人というものは、時に無責任に、事の責任の所在をすりかえます。悲しい事が起こったとき、嫌な思いをしたとき、自分の立場の不遇を思ったとき、人はその原因を自分以外に擦り付けます。曰く「これは〇〇のせい」曰く「〇〇だからしょうがない」曰く「今は〇〇だけど、それは本来の自分ではない」など。私たちはとてもとても弱い人間です。ですので自然とこういった自衛本能とでも言うべき、自己保身のための言い訳というものを誰しもがしてしまうわけです。しかし、昨今、その言い訳がなんでもまかり通ってしまうのはいかがなものかと思います。まして人を殺した理由さえゲームや漫画、はては音楽やインターネットのせいにまでしてしまう社会というものに、私は激しく違和感を感じています。何か悲惨な事件が起こってしまったとき、テレビのニュースや新聞が訳知り顔で「犯人は〇〇の愛好家だったから今回の事件を…」であるとか「こういったことを起こす人物像として、〇〇のファンがあげられます…」であるとか、訳の分からない情報操作をして、責任の所在をすり替え、糾弾します。それは、何かおかしいと日々感じており今回のようなお話を思いつくにいたったわけです。作中で愛子さんが言ったように、自分のした事を逃げずに受け止めることが、唯一、相手への償いになるのだと思います。自分を騙し、目を背けていてはそこから這い出すことも、もう一度立ち上がることも出来ないですしね。というわけでフリーク・フリークス第3話「ひとくい」でした。

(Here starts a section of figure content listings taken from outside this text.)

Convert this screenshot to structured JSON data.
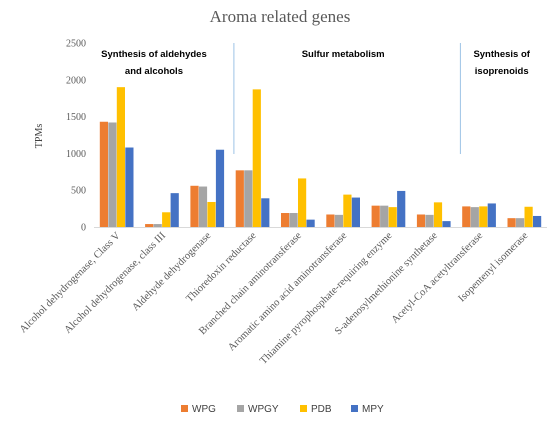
{
  "chart_data": {
    "type": "bar",
    "title": "Aroma related genes",
    "ylabel": "TPMs",
    "xlabel": "",
    "ylim": [
      0,
      2500
    ],
    "yticks": [
      0,
      500,
      1000,
      1500,
      2000,
      2500
    ],
    "grid": false,
    "legend_position": "bottom",
    "categories": [
      "Alcohol dehydrogenase, Class V",
      "Alcohol dehydrogenase, class III",
      "Aldehyde dehydrogenase",
      "Thioredoxin reductase",
      "Branched chain aminotransferase",
      "Aromatic amino acid aminotransferase",
      "Thiamine pyrophosphate-requiring enzyme",
      "S-adenosylmethionine synthetase",
      "Acetyl-CoA acetyltransferase",
      "Isopentenyl isomerase"
    ],
    "series": [
      {
        "name": "WPG",
        "color": "#ED7D31",
        "values": [
          1430,
          40,
          560,
          770,
          190,
          170,
          290,
          170,
          280,
          120
        ]
      },
      {
        "name": "WPGY",
        "color": "#A5A5A5",
        "values": [
          1420,
          40,
          550,
          770,
          190,
          165,
          290,
          165,
          270,
          120
        ]
      },
      {
        "name": "PDB",
        "color": "#FFC000",
        "values": [
          1900,
          200,
          340,
          1870,
          660,
          440,
          270,
          335,
          280,
          275
        ]
      },
      {
        "name": "MPY",
        "color": "#4472C4",
        "values": [
          1080,
          460,
          1050,
          390,
          100,
          400,
          490,
          80,
          320,
          150
        ]
      }
    ],
    "groups": [
      {
        "lines": [
          "Synthesis of aldehydes",
          "and alcohols"
        ],
        "from": 0,
        "to": 2
      },
      {
        "lines": [
          "Sulfur metabolism"
        ],
        "from": 3,
        "to": 7
      },
      {
        "lines": [
          "Synthesis of",
          "isoprenoids"
        ],
        "from": 8,
        "to": 9
      }
    ],
    "divider_color": "#9DC3E6"
  }
}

今回、太郎くんは非常にかっこよかったと思います。作者としては何だか面白くないのですが、まあ、彼も頑張ったってことでサービスです。なだれちゃんは名前を含め、キャラとしても気に入っているのでまた出てくるかもしれません。そのときはどうぞよろしく。

さて、次回は久しぶりに(といっても二話ぶりに)学校が舞台です。みなさんお忘れかもしれませんが、太郎は高校生なのです。学校で、高校生といえば、そう!恋愛!!というわけで、次回「それでもセカイは優しく廻る」を乞うご期待!!

最後になりましたが、読者の皆様にはいつもいつも感謝しております。感想を下さった方もおられて、非常に励みになっておりますので、今後ともどうぞよろしくお願いします。